Marmaris Çevre Gönüllüleri ve Kent Konseyi Çevre Grubu Başkanı Filiz Ertan, Neslişah Madencilik adlı şirketin daha önce de İçmeler’de bir maden açma girişimi olduğunu, orada sonuç alamayınca Osmaniye’de çalışmalara başladıklarını belirtiyor. Köye 30 metre uzakta yer alan maden sahasının köyün ve Turunç Belediyesi’nin içme suyu kaynağına da 200 metre uzaklıkta olduğunu belirten Ertan, “Burası sık çam ormanlarıyla örülü bir yer. Köyde 180 hanede 550 kişi yaşıyor ve herkes balcılıkla geçiniyor. En küçük toz zerresi bile çam balının sırrı olan Basra böceklerine zarar verebilir” şeklinde şikayetini dile getiriyor. Marmaris’in önemli bir turizm bölgesi olduğunun altını çizen Ertan, birkaç gün önce şikayet dilekçelerini Muğla İl Özel İdaresi’ne gönderdiklerini belirtiyor.
Madenden tek şikayetçi olan Marmarisliler değil. Osmaniye Köyü Muhtarı Türköz Deveci de muhtarlık olarak yargı yoluna başvurduklarını belirtiyor. Deveci şikayetini, “Köyümüze sadece bu bölgeden değil, Bingöl’den bile arıcı geliyor.

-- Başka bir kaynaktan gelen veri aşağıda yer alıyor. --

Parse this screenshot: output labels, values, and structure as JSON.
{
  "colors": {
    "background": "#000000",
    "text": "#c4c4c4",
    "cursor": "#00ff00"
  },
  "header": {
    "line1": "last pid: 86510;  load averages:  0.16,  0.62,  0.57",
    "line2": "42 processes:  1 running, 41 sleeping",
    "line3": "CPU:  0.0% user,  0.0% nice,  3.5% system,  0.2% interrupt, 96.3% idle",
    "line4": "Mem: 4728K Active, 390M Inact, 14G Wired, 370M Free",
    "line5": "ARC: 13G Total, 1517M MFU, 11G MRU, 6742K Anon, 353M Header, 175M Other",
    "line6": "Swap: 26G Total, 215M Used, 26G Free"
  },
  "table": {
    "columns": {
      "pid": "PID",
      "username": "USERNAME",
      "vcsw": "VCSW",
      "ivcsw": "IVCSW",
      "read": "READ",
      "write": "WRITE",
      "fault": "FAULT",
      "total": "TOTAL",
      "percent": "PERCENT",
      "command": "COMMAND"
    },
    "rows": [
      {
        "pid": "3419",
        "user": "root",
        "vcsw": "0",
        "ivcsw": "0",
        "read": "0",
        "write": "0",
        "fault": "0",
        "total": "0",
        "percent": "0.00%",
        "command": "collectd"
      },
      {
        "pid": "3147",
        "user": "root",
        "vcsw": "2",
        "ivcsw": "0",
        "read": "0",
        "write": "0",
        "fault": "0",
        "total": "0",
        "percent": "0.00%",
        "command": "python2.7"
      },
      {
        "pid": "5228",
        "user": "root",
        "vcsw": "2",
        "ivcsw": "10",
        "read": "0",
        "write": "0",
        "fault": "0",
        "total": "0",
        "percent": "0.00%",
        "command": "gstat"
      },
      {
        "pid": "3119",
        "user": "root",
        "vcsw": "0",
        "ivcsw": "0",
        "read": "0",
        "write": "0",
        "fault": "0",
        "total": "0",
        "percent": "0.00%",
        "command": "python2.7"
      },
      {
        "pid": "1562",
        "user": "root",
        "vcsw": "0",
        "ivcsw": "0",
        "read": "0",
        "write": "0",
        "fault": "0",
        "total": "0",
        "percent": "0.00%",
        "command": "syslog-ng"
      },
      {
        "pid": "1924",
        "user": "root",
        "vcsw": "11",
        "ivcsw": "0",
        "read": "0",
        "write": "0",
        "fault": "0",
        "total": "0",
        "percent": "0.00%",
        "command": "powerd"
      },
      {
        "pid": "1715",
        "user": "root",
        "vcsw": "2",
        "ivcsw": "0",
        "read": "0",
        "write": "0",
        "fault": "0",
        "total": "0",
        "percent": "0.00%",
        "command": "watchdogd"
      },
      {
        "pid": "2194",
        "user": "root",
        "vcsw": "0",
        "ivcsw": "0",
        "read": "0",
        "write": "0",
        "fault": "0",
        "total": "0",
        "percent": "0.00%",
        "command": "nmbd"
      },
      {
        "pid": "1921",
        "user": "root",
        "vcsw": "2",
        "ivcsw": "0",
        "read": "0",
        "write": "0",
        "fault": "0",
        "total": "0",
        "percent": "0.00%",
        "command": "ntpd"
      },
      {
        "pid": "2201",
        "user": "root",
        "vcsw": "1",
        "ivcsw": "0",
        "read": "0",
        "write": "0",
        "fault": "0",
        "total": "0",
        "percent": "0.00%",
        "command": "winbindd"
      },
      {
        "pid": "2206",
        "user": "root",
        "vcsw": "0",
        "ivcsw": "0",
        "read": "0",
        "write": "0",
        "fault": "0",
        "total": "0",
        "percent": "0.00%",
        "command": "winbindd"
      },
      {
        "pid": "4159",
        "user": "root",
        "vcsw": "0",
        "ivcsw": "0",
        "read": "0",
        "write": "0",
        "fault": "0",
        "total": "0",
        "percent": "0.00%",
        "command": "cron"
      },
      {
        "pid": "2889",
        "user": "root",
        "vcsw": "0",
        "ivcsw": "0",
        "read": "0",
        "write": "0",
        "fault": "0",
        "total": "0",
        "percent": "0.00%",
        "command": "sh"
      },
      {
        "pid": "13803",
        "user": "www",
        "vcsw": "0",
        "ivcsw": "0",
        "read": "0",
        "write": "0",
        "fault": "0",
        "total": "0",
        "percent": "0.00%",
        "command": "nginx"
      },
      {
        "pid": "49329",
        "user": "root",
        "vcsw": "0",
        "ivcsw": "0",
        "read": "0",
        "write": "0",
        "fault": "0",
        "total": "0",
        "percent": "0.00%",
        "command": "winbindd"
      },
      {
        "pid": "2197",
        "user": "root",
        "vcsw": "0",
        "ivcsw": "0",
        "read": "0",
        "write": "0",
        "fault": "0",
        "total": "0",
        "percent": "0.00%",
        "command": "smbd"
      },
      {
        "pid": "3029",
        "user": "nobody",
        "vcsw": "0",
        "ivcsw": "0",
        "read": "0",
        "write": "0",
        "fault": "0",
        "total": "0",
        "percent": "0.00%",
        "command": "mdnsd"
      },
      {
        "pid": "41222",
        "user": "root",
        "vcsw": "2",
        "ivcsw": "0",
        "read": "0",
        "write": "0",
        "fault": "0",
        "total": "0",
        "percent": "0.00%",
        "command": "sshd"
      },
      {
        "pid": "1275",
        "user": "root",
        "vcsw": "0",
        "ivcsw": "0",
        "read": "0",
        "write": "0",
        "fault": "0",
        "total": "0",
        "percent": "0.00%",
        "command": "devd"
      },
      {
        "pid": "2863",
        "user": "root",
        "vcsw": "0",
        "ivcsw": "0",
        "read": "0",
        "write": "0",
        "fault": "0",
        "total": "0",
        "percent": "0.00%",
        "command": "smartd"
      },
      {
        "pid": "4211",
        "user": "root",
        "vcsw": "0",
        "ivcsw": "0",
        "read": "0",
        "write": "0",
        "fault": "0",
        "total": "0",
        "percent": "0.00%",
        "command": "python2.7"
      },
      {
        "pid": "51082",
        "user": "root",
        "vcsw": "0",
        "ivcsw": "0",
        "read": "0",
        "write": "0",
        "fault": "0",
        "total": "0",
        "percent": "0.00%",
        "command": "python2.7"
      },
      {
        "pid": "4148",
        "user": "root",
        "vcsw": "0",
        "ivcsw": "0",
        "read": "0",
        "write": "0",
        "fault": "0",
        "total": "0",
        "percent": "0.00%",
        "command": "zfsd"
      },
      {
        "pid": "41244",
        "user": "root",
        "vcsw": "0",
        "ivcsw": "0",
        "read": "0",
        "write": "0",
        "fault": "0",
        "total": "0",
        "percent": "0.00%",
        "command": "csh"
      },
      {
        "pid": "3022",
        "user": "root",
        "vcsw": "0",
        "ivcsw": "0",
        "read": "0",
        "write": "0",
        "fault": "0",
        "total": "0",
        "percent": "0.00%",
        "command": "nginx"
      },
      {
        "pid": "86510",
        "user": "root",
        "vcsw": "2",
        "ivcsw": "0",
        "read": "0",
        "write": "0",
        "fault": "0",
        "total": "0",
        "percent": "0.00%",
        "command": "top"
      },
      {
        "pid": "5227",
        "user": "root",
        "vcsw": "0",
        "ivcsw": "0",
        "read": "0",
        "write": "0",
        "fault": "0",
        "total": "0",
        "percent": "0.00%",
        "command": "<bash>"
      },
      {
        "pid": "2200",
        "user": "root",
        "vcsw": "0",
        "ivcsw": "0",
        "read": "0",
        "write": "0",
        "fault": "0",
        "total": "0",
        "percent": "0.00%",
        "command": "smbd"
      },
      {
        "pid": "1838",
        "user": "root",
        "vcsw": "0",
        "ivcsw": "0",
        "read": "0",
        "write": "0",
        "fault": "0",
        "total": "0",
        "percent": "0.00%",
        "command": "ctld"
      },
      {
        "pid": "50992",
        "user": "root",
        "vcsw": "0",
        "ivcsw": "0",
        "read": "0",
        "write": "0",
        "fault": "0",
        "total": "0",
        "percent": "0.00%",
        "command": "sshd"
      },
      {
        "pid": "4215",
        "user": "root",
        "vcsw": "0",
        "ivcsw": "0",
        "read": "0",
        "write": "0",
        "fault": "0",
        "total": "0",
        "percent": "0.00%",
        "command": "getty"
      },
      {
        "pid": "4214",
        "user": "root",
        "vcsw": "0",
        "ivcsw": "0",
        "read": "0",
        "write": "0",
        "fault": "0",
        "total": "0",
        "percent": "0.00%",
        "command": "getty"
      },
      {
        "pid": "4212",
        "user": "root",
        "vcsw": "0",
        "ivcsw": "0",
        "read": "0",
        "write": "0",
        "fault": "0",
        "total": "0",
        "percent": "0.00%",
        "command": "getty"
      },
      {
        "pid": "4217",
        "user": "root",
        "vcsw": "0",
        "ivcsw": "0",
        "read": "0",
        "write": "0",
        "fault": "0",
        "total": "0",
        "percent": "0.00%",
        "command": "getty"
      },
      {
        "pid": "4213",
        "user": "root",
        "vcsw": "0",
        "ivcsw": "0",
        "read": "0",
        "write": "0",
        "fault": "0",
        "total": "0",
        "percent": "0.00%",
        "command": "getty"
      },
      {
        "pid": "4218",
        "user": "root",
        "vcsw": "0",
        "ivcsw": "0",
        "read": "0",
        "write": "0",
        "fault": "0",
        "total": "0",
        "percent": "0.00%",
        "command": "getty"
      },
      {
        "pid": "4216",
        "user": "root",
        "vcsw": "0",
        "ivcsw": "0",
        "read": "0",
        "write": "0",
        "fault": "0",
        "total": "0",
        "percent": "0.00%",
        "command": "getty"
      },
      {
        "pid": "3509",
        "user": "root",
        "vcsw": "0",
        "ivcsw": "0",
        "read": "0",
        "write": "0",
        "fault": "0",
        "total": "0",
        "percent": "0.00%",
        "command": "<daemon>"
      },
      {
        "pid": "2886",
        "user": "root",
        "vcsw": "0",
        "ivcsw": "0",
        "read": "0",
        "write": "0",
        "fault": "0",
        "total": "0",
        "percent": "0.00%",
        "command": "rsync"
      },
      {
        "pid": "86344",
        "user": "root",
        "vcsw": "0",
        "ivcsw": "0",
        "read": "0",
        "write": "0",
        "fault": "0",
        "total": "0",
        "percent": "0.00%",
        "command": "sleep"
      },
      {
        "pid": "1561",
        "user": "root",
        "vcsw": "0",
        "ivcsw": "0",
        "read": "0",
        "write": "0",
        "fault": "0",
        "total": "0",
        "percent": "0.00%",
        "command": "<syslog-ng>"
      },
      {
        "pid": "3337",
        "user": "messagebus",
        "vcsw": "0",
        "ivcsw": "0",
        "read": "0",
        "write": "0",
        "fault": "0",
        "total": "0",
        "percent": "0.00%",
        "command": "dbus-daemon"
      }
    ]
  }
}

Köyün yüzde 95’i arıcılıkla geçiniyor.Köyde çoğunluk madene karşı. Biz her görüşe açıktık ama gelip bir merhaba bile demediler. Yol açıyorlar, ruhsatımız var deyip gidiyorlar. İnsanlık yönünden hiçbir şey yok” şeklinde dile getiriyor. Deveci, Osmaniye köyünde yılda 55 bin teneke (bir teneke 25-28 kilogram) bal üretildiğini ve geçen yıl yaşanan kuraklık yüzünden teneke fiyatının 230 YTL’ye kadar çıktığını da sözlerine ekliyor.
Halk arasında çam balı olarak bilinen Basra balı; Basra denilen böceğin çıkardığı tatlı sıvının arılar tarafından toplanması sonucu oluşuyor. Basra böceği özellikle Muğla bölgesindeki Kızılçamlarda bulunuyor. Doktorlar akciğer, karaciğer hastalıkları ve sarılıktan korunmak için çam balı öneriyor. Nefes açıcı bir etkiye sahip olan çam balı hazım ve uyku sorunlarına da merhem olabiliyor. Dünya çam balı üretiminin yüzde 92’si Türkiye’de yapılıyor ve bu üretimin yüzde 80’e yakını Muğla’nın Basra böceği bulunduran 250’ye yakın köyünde gerçekleştiriliyor.